Last month my wife and I visited a Catholic religious store, looking for something to give one of our children as a present for a baptismal anniversary. We found something suitable -- a lovely pewter cross featuring a medallion in the center showing the image of our child's name saint.
It was one of several such pewter crosses, each of them featuring a different saint or archangel. But we were soon horrified to find that one of the pewter crosses at the store had neither a heavenly saint nor an angel. So shocked were we that we took this quick snapshot using the camera on my wife's cellular phone:
The image quality may not be easy for all eyes to make out, but surrounding the image of Pope Francis is this inscription: "Pope Francis, pray for us."
It should not be necessary to explain why this is completely and utterly un-Catholic -- in fact, a grievous offense against all piety and devotion.

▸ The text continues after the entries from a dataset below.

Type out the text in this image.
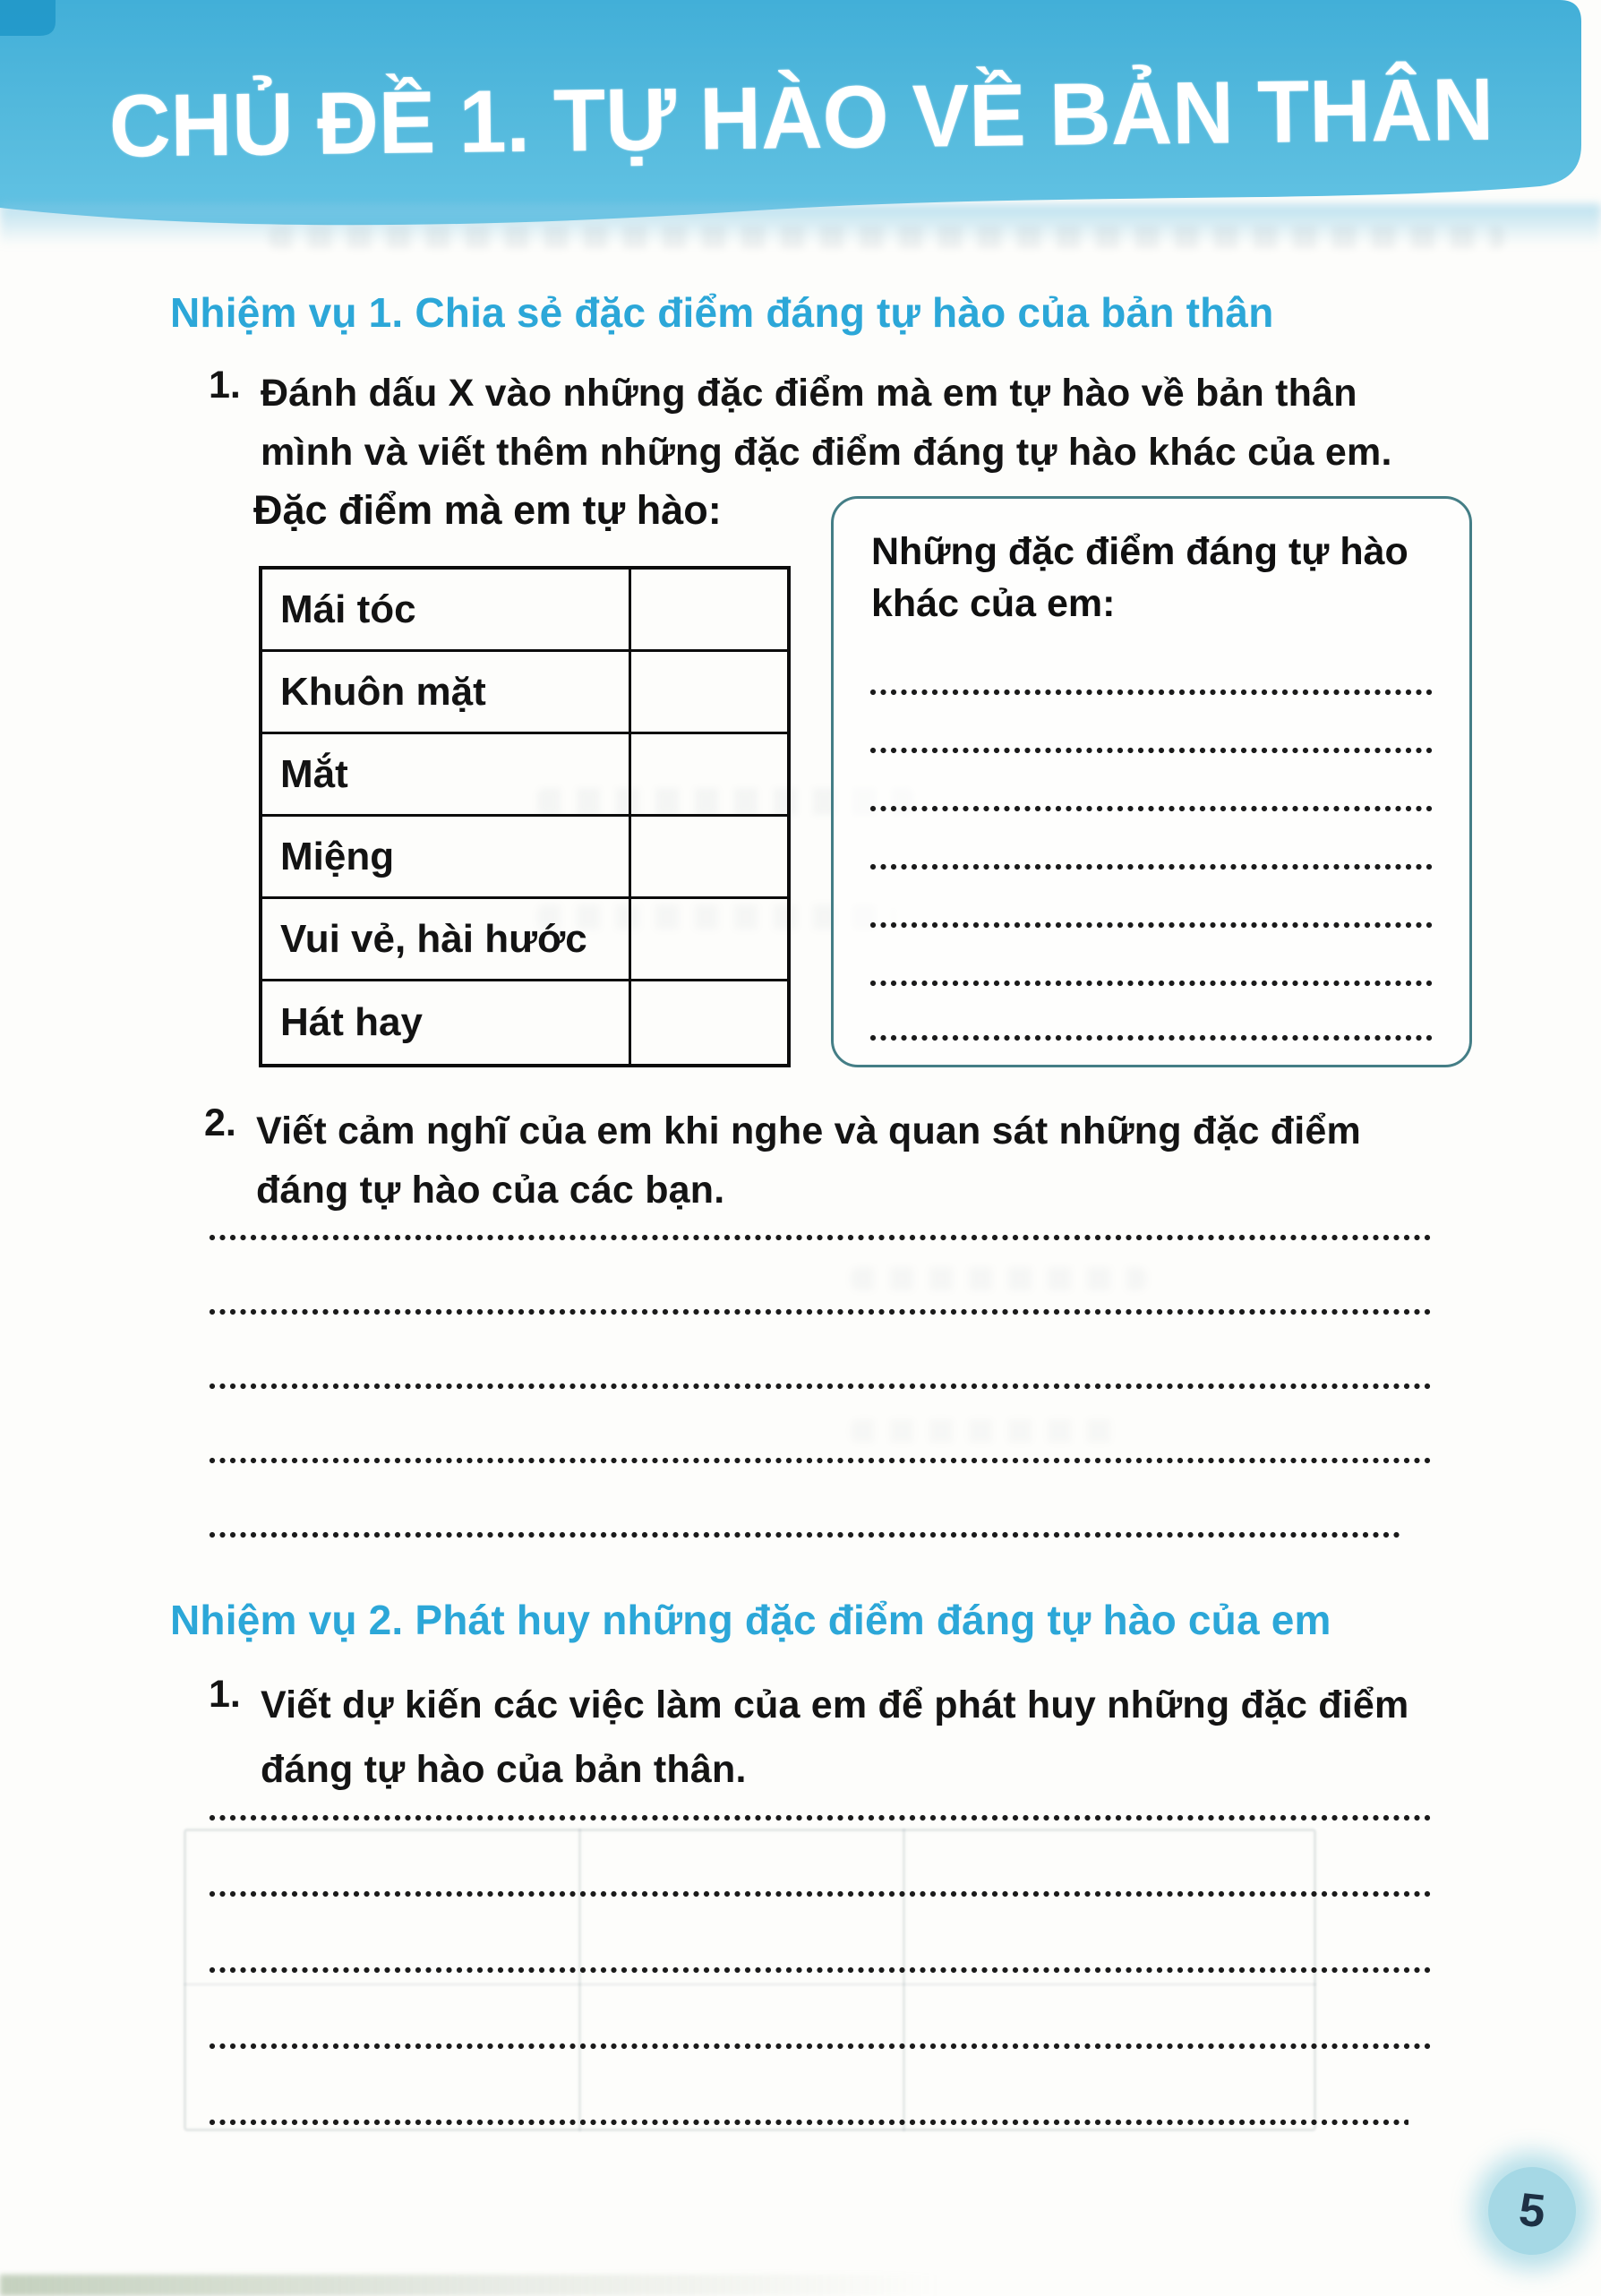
CHỦ ĐỀ 1. TỰ HÀO VỀ BẢN THÂN
Nhiệm vụ 1. Chia sẻ đặc điểm đáng tự hào của bản thân
1. Đánh dấu X vào những đặc điểm mà em tự hào về bản thân
mình và viết thêm những đặc điểm đáng tự hào khác của em.
Đặc điểm mà em tự hào:
Mái tóc
Khuôn mặt
Mắt
Miệng
Vui vẻ, hài hước
Hát hay
Những đặc điểm đáng tự hào
khác của em:
2. Viết cảm nghĩ của em khi nghe và quan sát những đặc điểm
đáng tự hào của các bạn.
Nhiệm vụ 2. Phát huy những đặc điểm đáng tự hào của em
1. Viết dự kiến các việc làm của em để phát huy những đặc điểm
đáng tự hào của bản thân.
5
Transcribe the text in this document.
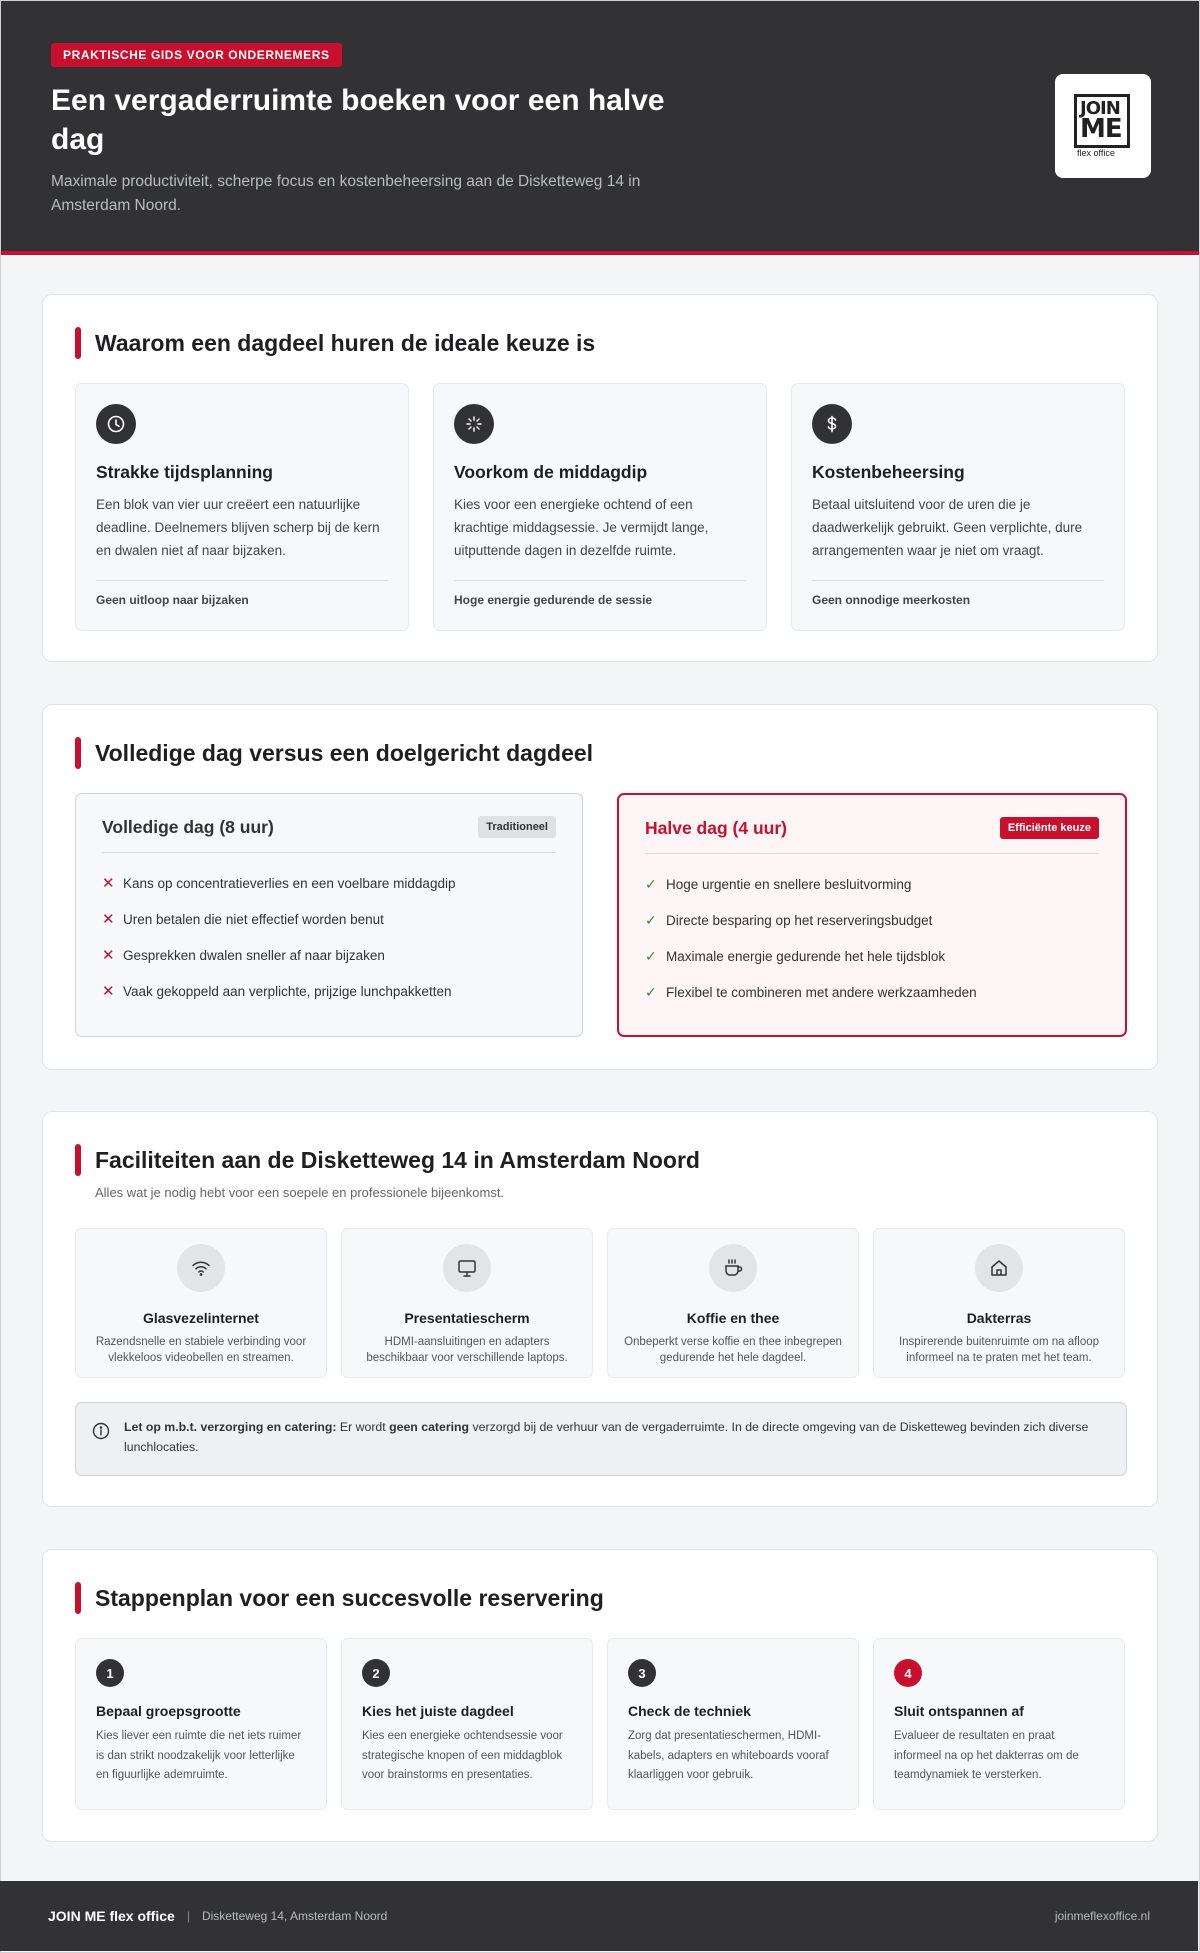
PRAKTISCHE GIDS VOOR ONDERNEMERS
Een vergaderruimte boeken voor een halve dag
Maximale productiviteit, scherpe focus en kostenbeheersing aan de Disketteweg 14 in Amsterdam Noord.
JOIN
ME
flex office
Waarom een dagdeel huren de ideale keuze is
Strakke tijdsplanning

Een blok van vier uur creëert een natuurlijke deadline. Deelnemers blijven scherp bij de kern en dwalen niet af naar bijzaken.

Geen uitloop naar bijzaken
Voorkom de middagdip

Kies voor een energieke ochtend of een krachtige middagsessie. Je vermijdt lange, uitputtende dagen in dezelfde ruimte.

Hoge energie gedurende de sessie
Kostenbeheersing

Betaal uitsluitend voor de uren die je daadwerkelijk gebruikt. Geen verplichte, dure arrangementen waar je niet om vraagt.

Geen onnodige meerkosten
Volledige dag versus een doelgericht dagdeel
Volledige dag (8 uur)	Traditioneel
✕ Kans op concentratieverlies en een voelbare middagdip
✕ Uren betalen die niet effectief worden benut
✕ Gesprekken dwalen sneller af naar bijzaken
✕ Vaak gekoppeld aan verplichte, prijzige lunchpakketten
Halve dag (4 uur)	Efficiënte keuze
✓ Hoge urgentie en snellere besluitvorming
✓ Directe besparing op het reserveringsbudget
✓ Maximale energie gedurende het hele tijdsblok
✓ Flexibel te combineren met andere werkzaamheden
Faciliteiten aan de Disketteweg 14 in Amsterdam Noord
Alles wat je nodig hebt voor een soepele en professionele bijeenkomst.
Glasvezelinternet

Razendsnelle en stabiele verbinding voor vlekkeloos videobellen en streamen.

Presentatiescherm

HDMI-aansluitingen en adapters beschikbaar voor verschillende laptops.

Koffie en thee

Onbeperkt verse koffie en thee inbegrepen gedurende het hele dagdeel.

Dakterras

Inspirerende buitenruimte om na afloop informeel na te praten met het team.

Let op m.b.t. verzorging en catering: Er wordt geen catering verzorgd bij de verhuur van de vergaderruimte. In de directe omgeving van de Disketteweg bevinden zich diverse lunchlocaties.
Stappenplan voor een succesvolle reservering
1
Bepaal groepsgrootte

Kies liever een ruimte die net iets ruimer is dan strikt noodzakelijk voor letterlijke en figuurlijke ademruimte.

2
Kies het juiste dagdeel

Kies een energieke ochtendsessie voor strategische knopen of een middagblok voor brainstorms en presentaties.

3
Check de techniek

Zorg dat presentatieschermen, HDMI-kabels, adapters en whiteboards vooraf klaarliggen voor gebruik.

4
Sluit ontspannen af

Evalueer de resultaten en praat informeel na op het dakterras om de teamdynamiek te versterken.

JOIN ME flex office | Disketteweg 14, Amsterdam Noord	joinmeflexoffice.nl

We Christians pray for each other every day, and every day one will hear some Christian asking another, "Please pray for me," or groups of Christians asking, "Would you please pray for us."
We also invoke the saints and angels with the words, "Ora pro nobis." "Pray for us." We carry blessed sacramentals and devotional images dedicated to heavenly saints and angels as a means of invoking their intercessory patronage. It is only right that we should accord such honor to the members of the Church Triumphant. Whom God has greatly honored we also must greatly honor.
But we do not make sacramental, devotional images and articles dedicated to any of our fellow Christians whom the mortal flesh still detains in this life. No matter how holy he or she might be. No matter how impressive he or she is to us. No matter how much authority he has in the Church.
Not even of the Pope.
To accord to anyone here below -- even the Pope -- the honors and accoutrements of a formal sainthood cult is to give him much greater honor than God gives him, and is therefore functionally and effectively, if not literally, a kind of idolatry. After death, if Heaven confirms his sanctity, comes the sainthood cult -- not until then. To do otherwise would scandalize the faithful and put the one so honored at grave risk of sinful pride.
Catholics love and honor and respect and obey the Pope, and accept that under certain strictly defined conditions his teachings are infallible. We pray for him constantly and especially.
However, among the many disorders of the modern Church is excessive, inordinate respect or adulation for the person of the Roman Pontiff. Examples of improper respect for the Pope in various quarters came to be particularly evident during the pontificate of St. John Paul II, whom many seemed to idolize as if he were a rock star or some other kind of celebrity. There were probably even some illicit sacramentals that honored John Paul II just as the above pewter cross illicitly honors Pope Francis, though I personally don't remember any.
Faithful Catholics often term this disordered devotion and respect "papolatry," pope-worship. That pewter cross isn't the only reason to believe papolatry is a serious spiritual malady afflicting many Catholics today. So too is the way many Catholic commentators and bloggers have gone to risible lengths to defend even the most indefensible words and actions of Pope Francis. But one of the worst expressions of papolatry (if not the worst) were these heretical, un-Catholic, blasphemous words uttered on 25 Jan. 2017 by Archbishop Charles Scicluna of Malta:
"Whoever wants to discover what Jesus wants from him, he must ask the Pope, this Pope, not the one who came before him, or the one who came before that. This present Pope."
On the contrary, it is to the Scriptures, the Apostolic Tradition, the unanimous consent of the Fathers, and the constant Magisterium of the Church over the course of the entire past two millennia to which we must turn to discover what Jesus wants of us as a Church and individually. A pope's magisterium is only valuable and edifying to the extent that it conforms to and confirms the Faith of the Church.
The Church was not founded in 2013, and Pope Francis is merely the Vicar of Christ, not Christ Himself, nor will it be refounded when the pontificate of Jorge Bergoglio ends in the near future.
Let us love and pray for the Pope. But let us never give to him greater honor than Jesus gives him.
And if you own one of those pewter Pope Francis crosses or anything like it, throw it away.
Pray for the Pope. Don't pray to him.